— Разбуди Генриха и пришли ко мне! — бросил он через дверь горбуну.
Сыну он ее уже открыл.
— Я постараюсь его найти, — поклонился тот отцу, получив приказ.
Как долго отсутствовал сын, граф не знал. Он совсем потерял нить времени, рассматривая спящую и находя в ней слишком много для себя знакомых и таких пленительных черт. Граф осторожно поправил одеяло левой рукой, продолжая держать правую на горячем лбу больной. Лишь убедившись, что веки несчастной перестали дрожать, он обернулся к Генриху, который уже минут пять стоял в дверном проеме, не решаясь заговорить.
Впрочем, говорить ему было не обязательно. Он просто покачал головой. Граф поднялся из кресла и бесшумно прошел к двери — только шелест плаща нарушал тишину замка.
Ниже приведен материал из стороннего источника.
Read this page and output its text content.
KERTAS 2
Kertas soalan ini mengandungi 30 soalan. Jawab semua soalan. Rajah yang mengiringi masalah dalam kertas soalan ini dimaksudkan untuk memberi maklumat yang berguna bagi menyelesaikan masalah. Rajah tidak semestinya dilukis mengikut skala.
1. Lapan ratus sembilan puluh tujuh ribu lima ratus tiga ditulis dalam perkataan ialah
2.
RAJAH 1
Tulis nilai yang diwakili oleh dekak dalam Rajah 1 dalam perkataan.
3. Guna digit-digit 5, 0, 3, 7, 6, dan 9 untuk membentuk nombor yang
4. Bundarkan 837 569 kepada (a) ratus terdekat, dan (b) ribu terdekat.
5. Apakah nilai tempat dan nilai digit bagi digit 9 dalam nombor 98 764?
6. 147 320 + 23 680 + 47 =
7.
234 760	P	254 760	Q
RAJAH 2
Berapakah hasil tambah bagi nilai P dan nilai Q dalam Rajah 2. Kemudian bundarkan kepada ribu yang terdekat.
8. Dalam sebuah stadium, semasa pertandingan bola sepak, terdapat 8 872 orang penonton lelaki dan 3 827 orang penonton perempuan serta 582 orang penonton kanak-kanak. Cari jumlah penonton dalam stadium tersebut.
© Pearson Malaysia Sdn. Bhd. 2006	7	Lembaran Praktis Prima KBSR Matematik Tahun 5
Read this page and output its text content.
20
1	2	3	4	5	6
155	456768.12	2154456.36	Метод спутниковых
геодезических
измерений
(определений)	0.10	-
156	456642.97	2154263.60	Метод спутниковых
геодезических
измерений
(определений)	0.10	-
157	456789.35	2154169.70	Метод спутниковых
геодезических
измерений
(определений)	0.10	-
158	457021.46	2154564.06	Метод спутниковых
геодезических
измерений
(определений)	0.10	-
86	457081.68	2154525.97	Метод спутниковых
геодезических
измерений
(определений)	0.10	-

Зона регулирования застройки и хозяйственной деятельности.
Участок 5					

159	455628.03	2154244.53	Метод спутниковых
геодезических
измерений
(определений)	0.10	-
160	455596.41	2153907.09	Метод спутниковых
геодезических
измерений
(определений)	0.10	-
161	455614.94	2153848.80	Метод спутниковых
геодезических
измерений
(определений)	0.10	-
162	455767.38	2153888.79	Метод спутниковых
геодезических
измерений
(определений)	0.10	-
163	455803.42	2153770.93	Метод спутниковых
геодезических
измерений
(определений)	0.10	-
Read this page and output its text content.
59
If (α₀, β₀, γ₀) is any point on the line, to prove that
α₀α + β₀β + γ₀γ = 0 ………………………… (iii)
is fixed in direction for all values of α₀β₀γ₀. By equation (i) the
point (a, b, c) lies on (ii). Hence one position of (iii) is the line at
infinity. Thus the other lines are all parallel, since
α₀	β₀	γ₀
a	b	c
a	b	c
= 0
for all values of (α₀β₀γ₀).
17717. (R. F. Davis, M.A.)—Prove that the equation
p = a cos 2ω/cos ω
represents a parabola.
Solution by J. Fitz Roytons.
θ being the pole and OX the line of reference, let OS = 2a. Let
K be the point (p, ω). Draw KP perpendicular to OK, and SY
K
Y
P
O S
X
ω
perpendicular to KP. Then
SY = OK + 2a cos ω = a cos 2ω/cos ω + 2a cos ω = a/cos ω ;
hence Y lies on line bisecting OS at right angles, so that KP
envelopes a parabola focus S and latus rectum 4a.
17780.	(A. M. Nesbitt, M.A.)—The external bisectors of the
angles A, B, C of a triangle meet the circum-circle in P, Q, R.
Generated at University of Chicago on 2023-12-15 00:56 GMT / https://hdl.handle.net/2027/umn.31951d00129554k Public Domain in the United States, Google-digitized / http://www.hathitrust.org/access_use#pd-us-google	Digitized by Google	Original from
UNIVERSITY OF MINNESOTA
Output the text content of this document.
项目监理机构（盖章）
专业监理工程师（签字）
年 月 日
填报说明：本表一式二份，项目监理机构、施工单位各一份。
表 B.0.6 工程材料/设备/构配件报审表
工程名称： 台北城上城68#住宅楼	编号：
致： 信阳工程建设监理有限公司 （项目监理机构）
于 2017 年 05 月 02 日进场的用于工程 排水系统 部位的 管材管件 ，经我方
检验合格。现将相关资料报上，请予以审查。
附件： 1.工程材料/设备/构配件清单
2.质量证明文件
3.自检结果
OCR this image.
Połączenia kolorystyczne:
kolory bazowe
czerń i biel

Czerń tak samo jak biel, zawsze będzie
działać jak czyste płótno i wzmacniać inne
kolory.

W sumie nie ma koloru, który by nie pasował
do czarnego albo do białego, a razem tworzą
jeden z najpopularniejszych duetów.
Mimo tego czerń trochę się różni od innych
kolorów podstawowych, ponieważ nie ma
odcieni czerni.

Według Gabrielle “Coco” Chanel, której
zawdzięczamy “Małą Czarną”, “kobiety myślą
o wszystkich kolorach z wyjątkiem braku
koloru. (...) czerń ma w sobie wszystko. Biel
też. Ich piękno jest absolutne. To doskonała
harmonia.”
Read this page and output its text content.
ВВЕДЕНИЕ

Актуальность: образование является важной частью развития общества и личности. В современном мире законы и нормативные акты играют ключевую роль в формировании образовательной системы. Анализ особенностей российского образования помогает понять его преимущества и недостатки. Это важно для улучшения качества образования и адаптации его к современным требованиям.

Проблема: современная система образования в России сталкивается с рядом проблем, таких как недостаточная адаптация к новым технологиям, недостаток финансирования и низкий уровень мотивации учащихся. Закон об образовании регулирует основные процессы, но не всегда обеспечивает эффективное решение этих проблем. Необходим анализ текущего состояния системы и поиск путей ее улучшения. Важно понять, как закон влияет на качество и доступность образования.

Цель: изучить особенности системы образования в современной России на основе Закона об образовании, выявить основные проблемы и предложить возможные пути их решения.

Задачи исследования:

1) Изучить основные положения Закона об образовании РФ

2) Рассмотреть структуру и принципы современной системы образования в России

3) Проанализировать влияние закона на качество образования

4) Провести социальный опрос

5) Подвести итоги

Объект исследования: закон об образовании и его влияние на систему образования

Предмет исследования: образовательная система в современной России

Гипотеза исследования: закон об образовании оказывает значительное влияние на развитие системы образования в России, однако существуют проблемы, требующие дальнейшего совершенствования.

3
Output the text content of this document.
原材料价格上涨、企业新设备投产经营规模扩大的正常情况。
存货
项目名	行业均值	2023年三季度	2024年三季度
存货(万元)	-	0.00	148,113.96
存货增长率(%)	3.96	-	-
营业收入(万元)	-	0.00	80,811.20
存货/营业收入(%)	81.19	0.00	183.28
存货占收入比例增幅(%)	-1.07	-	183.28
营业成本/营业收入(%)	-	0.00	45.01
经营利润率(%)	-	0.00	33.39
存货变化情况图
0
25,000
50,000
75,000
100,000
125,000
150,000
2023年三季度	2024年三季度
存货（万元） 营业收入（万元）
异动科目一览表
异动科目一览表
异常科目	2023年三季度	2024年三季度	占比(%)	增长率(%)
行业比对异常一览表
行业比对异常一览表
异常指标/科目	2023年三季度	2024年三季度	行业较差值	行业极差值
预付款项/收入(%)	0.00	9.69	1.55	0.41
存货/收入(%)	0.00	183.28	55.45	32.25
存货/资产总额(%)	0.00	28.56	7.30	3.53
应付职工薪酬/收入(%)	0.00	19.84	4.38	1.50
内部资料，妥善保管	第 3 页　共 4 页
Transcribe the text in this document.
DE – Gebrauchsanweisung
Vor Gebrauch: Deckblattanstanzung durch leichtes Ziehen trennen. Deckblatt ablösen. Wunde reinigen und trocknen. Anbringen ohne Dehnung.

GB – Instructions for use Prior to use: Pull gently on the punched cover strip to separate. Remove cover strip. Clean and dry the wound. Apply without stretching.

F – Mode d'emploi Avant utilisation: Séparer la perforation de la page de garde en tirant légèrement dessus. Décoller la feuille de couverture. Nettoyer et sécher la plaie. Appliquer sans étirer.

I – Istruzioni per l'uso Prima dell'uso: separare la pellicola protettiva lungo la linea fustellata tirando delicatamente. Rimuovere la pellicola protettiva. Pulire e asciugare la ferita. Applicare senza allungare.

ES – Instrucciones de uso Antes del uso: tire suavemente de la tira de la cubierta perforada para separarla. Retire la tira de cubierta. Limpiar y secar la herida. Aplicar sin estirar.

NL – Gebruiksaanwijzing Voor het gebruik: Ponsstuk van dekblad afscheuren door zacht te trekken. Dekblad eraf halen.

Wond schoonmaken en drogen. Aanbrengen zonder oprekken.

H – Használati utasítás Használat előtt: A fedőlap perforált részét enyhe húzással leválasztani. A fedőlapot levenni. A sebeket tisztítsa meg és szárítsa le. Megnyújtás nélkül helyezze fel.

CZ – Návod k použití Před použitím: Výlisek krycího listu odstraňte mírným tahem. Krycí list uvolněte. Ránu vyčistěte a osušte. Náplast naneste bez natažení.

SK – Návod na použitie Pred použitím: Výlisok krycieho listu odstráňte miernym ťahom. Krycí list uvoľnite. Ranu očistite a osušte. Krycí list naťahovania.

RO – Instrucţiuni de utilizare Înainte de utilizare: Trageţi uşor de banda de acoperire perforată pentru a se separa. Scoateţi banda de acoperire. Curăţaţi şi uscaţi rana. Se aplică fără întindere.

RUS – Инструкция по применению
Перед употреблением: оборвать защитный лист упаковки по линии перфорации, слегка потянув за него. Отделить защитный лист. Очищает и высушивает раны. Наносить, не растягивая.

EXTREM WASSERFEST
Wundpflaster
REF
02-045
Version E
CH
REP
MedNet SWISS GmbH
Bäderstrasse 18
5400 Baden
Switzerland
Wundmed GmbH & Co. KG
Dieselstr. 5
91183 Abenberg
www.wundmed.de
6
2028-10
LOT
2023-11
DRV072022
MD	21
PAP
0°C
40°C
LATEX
В коридоре Генрих остановился и поднял руку, прося отца не идти в комнату.
— Мальчишка не дотянет до утра. Слишком большая кровопотеря. Если бы мы сразу отправились на поиски, он бы не встретился с волками. Ему лет двенадцать. Он достаточно взрослый, чтобы…
— Что? — прорычал граф.
— Вы познали счастье отцовства, я — нет. Позвольте… Я позабочусь о нем. Я научу его законам вечности…
— Генрих… Даже ты был слишком юн…
— Разве? Вас это не остановило… Пожалуйста… И эта девчонка… Она ведь так похожа на мою сестру…
— Нет, Генрих, не похожа… — отшатнулся от него отец. — И я не могу…
— Либо убить обоих, либо обратить обоих, — не сводил с него ледяных глаз мертвый сын.
— Либо сохранить жизнь и… Отпустить…
— Чтобы они умерли своей смертью, — расхохотался Генрих громко и зловеще.
Граф содрогнулся. В этом хрупком белокуром юноше уже больше двух веков жил кровожадный монстр.
— Я хочу сына, — отчеканил Генрих, отхохотавшись. — Вы лишили меня возможности стать отцом. Я спросил вас по привычке, как дань уважения младшего старшему. Мне не нужна ваша помощь в обращении мальчика.
— Тебе нужен мой замок, чтобы выжить… Оставь мальчишку мне… — граф поднял руку с полой плаща и отодвинул сына с дороги. — Я хочу сам на него взглянуть, — сказал уже тише, толкнул рукой дверь комнаты и поморщился от скрипа. — Скажи Беснику смазать дверь и убрать паутину с полога. Да и проветрить тут не помешало бы...
Граф, конечно же, не чувствовал спертости воздуха, зато отлично видел мириады пылинок, парящих вокруг.
— К чему всё это… Если он…
— Михей поправится, — сказал граф, опуская руку на бледный лоб мальчика. — У него даже жара нет.
— Как и крови, в нем почти не осталось крови…
Взгляд графа скользнул на рваные и окровавленные порты — Михей отбивался от волка ногами и отбился, только укусы оказались довольно глубокими. Он сумел убежать от хищника, но потеря крови, голод, усталость и страх подкосили беглеца.
— Слишком большая кровопотеря, отец, — повторил Генрих.
— Так это тоже хорошо, на тот случай если волк бешеный, — улыбнулся граф, подумав, что надо было быть более требовательным в медицинскому образованию сына. — Сними с него тряпье и обработай раны мылом. Только не забудь вскипятить воду.
— А потом залить кипящим маслом? — усмехнулся Генрих. — Не думайте, что я читал только авантюрные романы.
Граф поднял на сына горящий темный взгляд.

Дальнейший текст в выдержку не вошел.